And along with this increased transparency comes increased pressure and accountability. Good leaders have always stepped out of their comfort zones, but converging global megatrends are putting more pressure on those at the top to navigate a faster, more complex, more integrated, and more transparent business world. In a recent book by Georg Vielmetter and Yvonne Sell entitled “Leadership 2030: The six megatrends you need to understand to lead your company into the future,” the two examined the repercussions of the convergence of major forces like globalization, climate change, increased individualism, and accelerating digitisation.
Some of their findings suggest that leadership in the future will involve increased personal and business-level discomfort. This is a view which Natalie Maroun, MD of leading Performance Agency, the LR Management Group shares. She agrees that leaders will have to cope with the blurring of private and public life and that they will have to forge new relationships with competitors and employees. This will require new skills and mindsets.
“Leadership is the single most important thing an organisation can get right. But while organisational leadership is the most spoken about concept in the business world, it’s also the most misunderstood,” says Maroun.
“What no one is formally taught is the crucial part role modeling plays in organisational leadership,” she says adding that a leader’s assumptions, beliefs and values also greatly impact on behavior and their resulting ability to successfully lead an organisation.
The way that role modelling and engagement happens is also changing. As Vielmetter and Sell point out, connectivity-enabling technology and virtual workplaces change how people interact. Leaders must now learn to engage employees across cultures and business roles through new mediums. They must acquire digital wisdom, even if they lack digital knowledge.
Maroun says possibly the biggest adjustment for leaders of today is a power shift that requires major changes to how they think and work. Many are accustomed to command-and-control, to fear over love, and to “lead, follow, or get out of the way.” But hierarchies are flattening as power moves away from top internal management and toward employees and a proliferation of external stakeholders. Companies must now appeal to a plethora of global consumer markets, each with distinctive attitudes and desires.

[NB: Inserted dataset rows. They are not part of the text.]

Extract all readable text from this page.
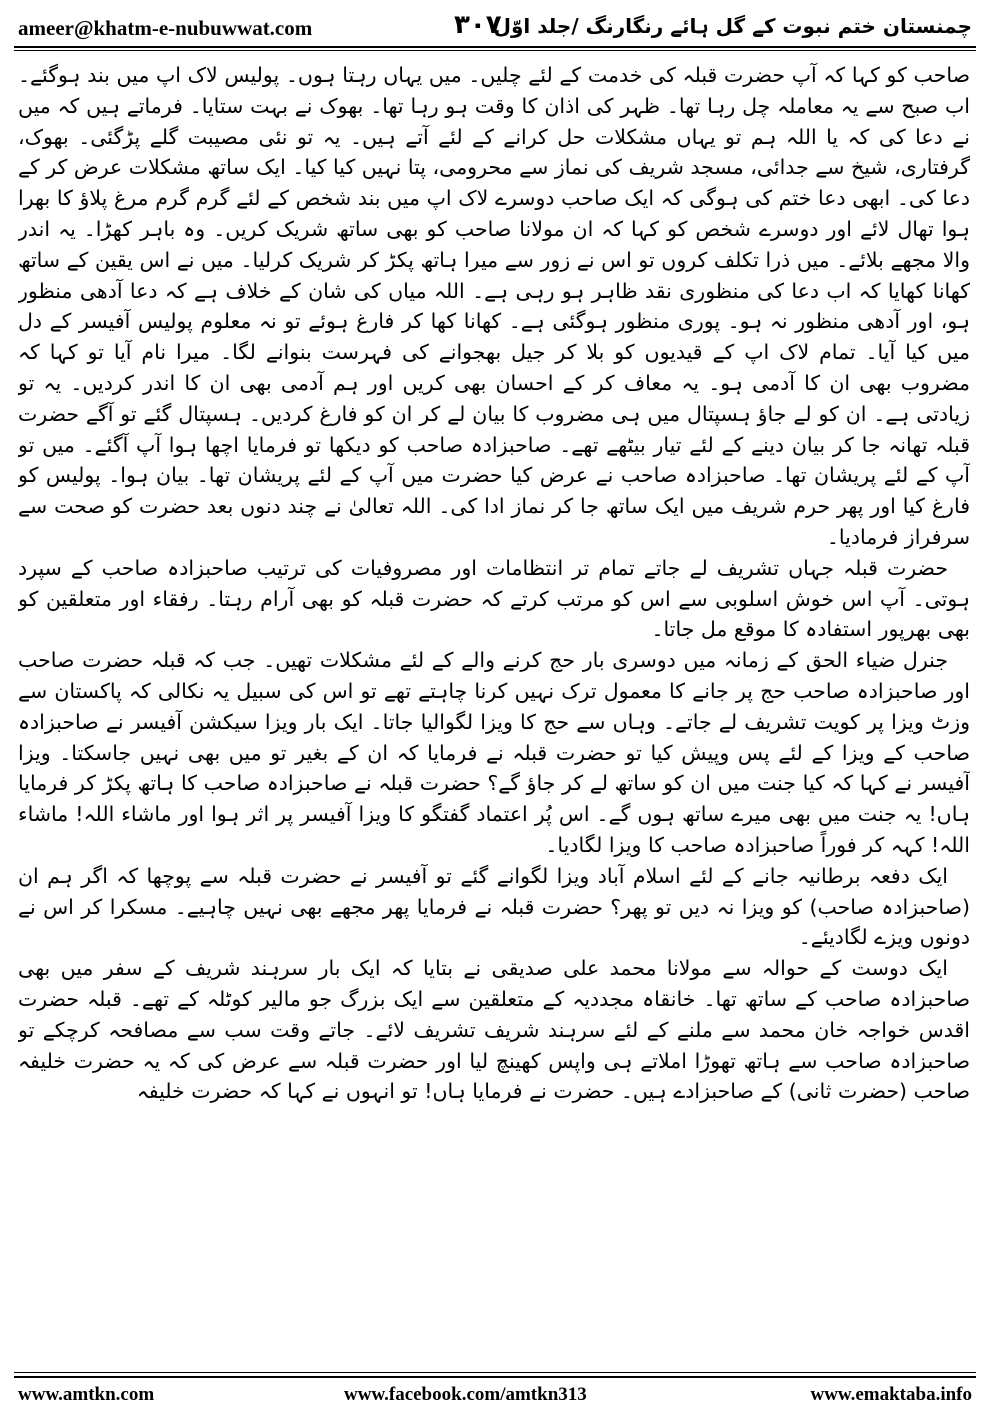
ameer@khatm-e-nubuwwat.com	۳۰۷
چمنستان ختم نبوت کے گل ہائے رنگارنگ /جلد اوّل

صاحب کو کہا کہ آپ حضرت قبلہ کی خدمت کے لئے چلیں۔ میں یہاں رہتا ہوں۔ پولیس لاک اپ میں بند ہوگئے۔ اب صبح سے یہ معاملہ چل رہا تھا۔ ظہر کی اذان کا وقت ہو رہا تھا۔ بھوک نے بہت ستایا۔ فرماتے ہیں کہ میں نے دعا کی کہ یا اللہ ہم تو یہاں مشکلات حل کرانے کے لئے آتے ہیں۔ یہ تو نئی مصیبت گلے پڑگئی۔ بھوک، گرفتاری، شیخ سے جدائی، مسجد شریف کی نماز سے محرومی، پتا نہیں کیا کیا۔ ایک ساتھ مشکلات عرض کر کے دعا کی۔ ابھی دعا ختم کی ہوگی کہ ایک صاحب دوسرے لاک اپ میں بند شخص کے لئے گرم گرم مرغ پلاؤ کا بھرا ہوا تھال لائے اور دوسرے شخص کو کہا کہ ان مولانا صاحب کو بھی ساتھ شریک کریں۔ وہ باہر کھڑا۔ یہ اندر والا مجھے بلائے۔ میں ذرا تکلف کروں تو اس نے زور سے میرا ہاتھ پکڑ کر شریک کرلیا۔ میں نے اس یقین کے ساتھ کھانا کھایا کہ اب دعا کی منظوری نقد ظاہر ہو رہی ہے۔ اللہ میاں کی شان کے خلاف ہے کہ دعا آدھی منظور ہو، اور آدھی منظور نہ ہو۔ پوری منظور ہوگئی ہے۔ کھانا کھا کر فارغ ہوئے تو نہ معلوم پولیس آفیسر کے دل میں کیا آیا۔ تمام لاک اپ کے قیدیوں کو بلا کر جیل بھجوانے کی فہرست بنوانے لگا۔ میرا نام آیا تو کہا کہ مضروب بھی ان کا آدمی ہو۔ یہ معاف کر کے احسان بھی کریں اور ہم آدمی بھی ان کا اندر کردیں۔ یہ تو زیادتی ہے۔ ان کو لے جاؤ ہسپتال میں ہی مضروب کا بیان لے کر ان کو فارغ کردیں۔ ہسپتال گئے تو آگے حضرت قبلہ تھانہ جا کر بیان دینے کے لئے تیار بیٹھے تھے۔ صاحبزادہ صاحب کو دیکھا تو فرمایا اچھا ہوا آپ آگئے۔ میں تو آپ کے لئے پریشان تھا۔ صاحبزادہ صاحب نے عرض کیا حضرت میں آپ کے لئے پریشان تھا۔ بیان ہوا۔ پولیس کو فارغ کیا اور پھر حرم شریف میں ایک ساتھ جا کر نماز ادا کی۔ اللہ تعالیٰ نے چند دنوں بعد حضرت کو صحت سے سرفراز فرمادیا۔

حضرت قبلہ جہاں تشریف لے جاتے تمام تر انتظامات اور مصروفیات کی ترتیب صاحبزادہ صاحب کے سپرد ہوتی۔ آپ اس خوش اسلوبی سے اس کو مرتب کرتے کہ حضرت قبلہ کو بھی آرام رہتا۔ رفقاء اور متعلقین کو بھی بھرپور استفادہ کا موقع مل جاتا۔

جنرل ضیاء الحق کے زمانہ میں دوسری بار حج کرنے والے کے لئے مشکلات تھیں۔ جب کہ قبلہ حضرت صاحب اور صاحبزادہ صاحب حج پر جانے کا معمول ترک نہیں کرنا چاہتے تھے تو اس کی سبیل یہ نکالی کہ پاکستان سے وزٹ ویزا پر کویت تشریف لے جاتے۔ وہاں سے حج کا ویزا لگوالیا جاتا۔ ایک بار ویزا سیکشن آفیسر نے صاحبزادہ صاحب کے ویزا کے لئے پس وپیش کیا تو حضرت قبلہ نے فرمایا کہ ان کے بغیر تو میں بھی نہیں جاسکتا۔ ویزا آفیسر نے کہا کہ کیا جنت میں ان کو ساتھ لے کر جاؤ گے؟ حضرت قبلہ نے صاحبزادہ صاحب کا ہاتھ پکڑ کر فرمایا ہاں! یہ جنت میں بھی میرے ساتھ ہوں گے۔ اس پُر اعتماد گفتگو کا ویزا آفیسر پر اثر ہوا اور ماشاء اللہ! ماشاء اللہ! کہہ کر فوراً صاحبزادہ صاحب کا ویزا لگادیا۔

ایک دفعہ برطانیہ جانے کے لئے اسلام آباد ویزا لگوانے گئے تو آفیسر نے حضرت قبلہ سے پوچھا کہ اگر ہم ان (صاحبزادہ صاحب) کو ویزا نہ دیں تو پھر؟ حضرت قبلہ نے فرمایا پھر مجھے بھی نہیں چاہیے۔ مسکرا کر اس نے دونوں ویزے لگادیئے۔

ایک دوست کے حوالہ سے مولانا محمد علی صدیقی نے بتایا کہ ایک بار سرہند شریف کے سفر میں بھی صاحبزادہ صاحب کے ساتھ تھا۔ خانقاہ مجددیہ کے متعلقین سے ایک بزرگ جو مالیر کوٹلہ کے تھے۔ قبلہ حضرت اقدس خواجہ خان محمد سے ملنے کے لئے سرہند شریف تشریف لائے۔ جاتے وقت سب سے مصافحہ کرچکے تو صاحبزادہ صاحب سے ہاتھ تھوڑا املاتے ہی واپس کھینچ لیا اور حضرت قبلہ سے عرض کی کہ یہ حضرت خلیفہ صاحب (حضرت ثانی) کے صاحبزادے ہیں۔ حضرت نے فرمایا ہاں! تو انہوں نے کہا کہ حضرت خلیفہ

www.amtkn.com	www.facebook.com/amtkn313	www.emaktaba.info
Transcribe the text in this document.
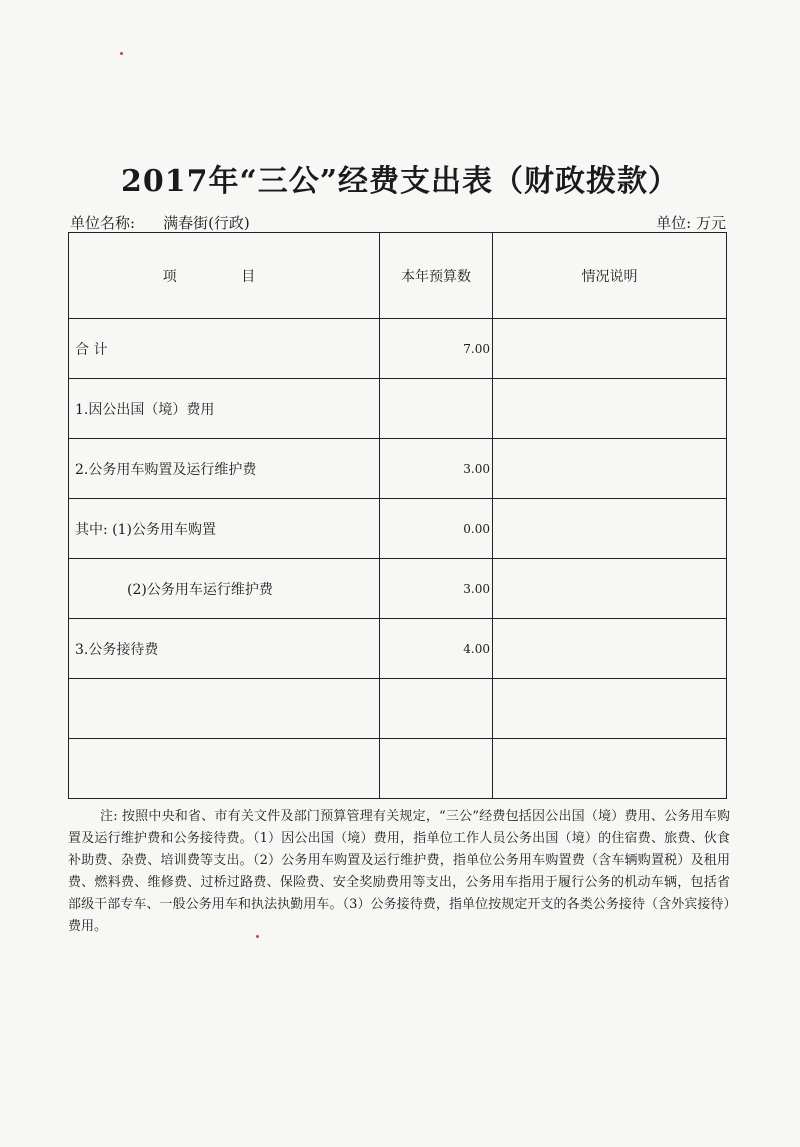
2017年“三公”经费支出表（财政拨款）
单位名称: 满春街(行政)	单位: 万元
项 目	本年预算数	情况说明
合 计	7.00	
1.因公出国（境）费用		
2.公务用车购置及运行维护费	3.00	
其中: (1)公务用车购置	0.00	
(2)公务用车运行维护费	3.00	
3.公务接待费	4.00	

注: 按照中央和省、市有关文件及部门预算管理有关规定，“三公”经费包括因公出国（境）费用、公务用车购置及运行维护费和公务接待费。（1）因公出国（境）费用，指单位工作人员公务出国（境）的住宿费、旅费、伙食补助费、杂费、培训费等支出。（2）公务用车购置及运行维护费，指单位公务用车购置费（含车辆购置税）及租用费、燃料费、维修费、过桥过路费、保险费、安全奖励费用等支出，公务用车指用于履行公务的机动车辆，包括省部级干部专车、一般公务用车和执法执勤用车。（3）公务接待费，指单位按规定开支的各类公务接待（含外宾接待）费用。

“What this essentially means, “ says Vielmetter, “is that leaders motivated by power over others will not thrive in this new world. “We will see more “altrocentric” leaders, who understand that leadership is a relationship and will therefore focus primarily on others rather than themselves.” Maroun concurs saying these new leaders will be far more adept at engaging rather than commanding. They will have the ability to see themselves as just one integral part of the whole. Altrocentric leaders will be capable of long-term vision encompassing both global and local perspectives. She says this is a far cry from the old traditional egocentric leaders who were more concerned with personalised power. Altrocentric leaders, on the other hand, derive power from motivating, not controlling, others.
The altrocentric leader who is intrinsically motivated by socialised power, and who draws strength and satisfaction from teaching, teambuilding, and empowering others, will be able to handle the increased pressure of tomorrow’s business environment. Maroun says that is why there needs to be a greater consciousness around the role of leadership. “Where you have healthy functional leaders who give a clear directive, who on a daily basis help employees towards that directive, and who then display behaviour consistent with where the organisation intends to go, that is where you will find or cultivate an engaged workforce.”
All leaders will see life become more chaotic and overwhelming, and their struggles and management will be more visible than ever. Egocentric leaders will have a difficult time evolving, if they even can, and will be unable to thrive in such discomfort.
“Organisations need to develop leaders who are motivated by altrocentric leadership. The truth is people don’t stay with companies - they stay with leaders. And when people stay with leaders who inspire them, who make sense to them and who are true to the values that the organisation has articulated, the workforce will give what’s called ‘discretionary or extra effort’ and companies will be better prepared to succeed in 2030 and beyond,” concludes Maroun.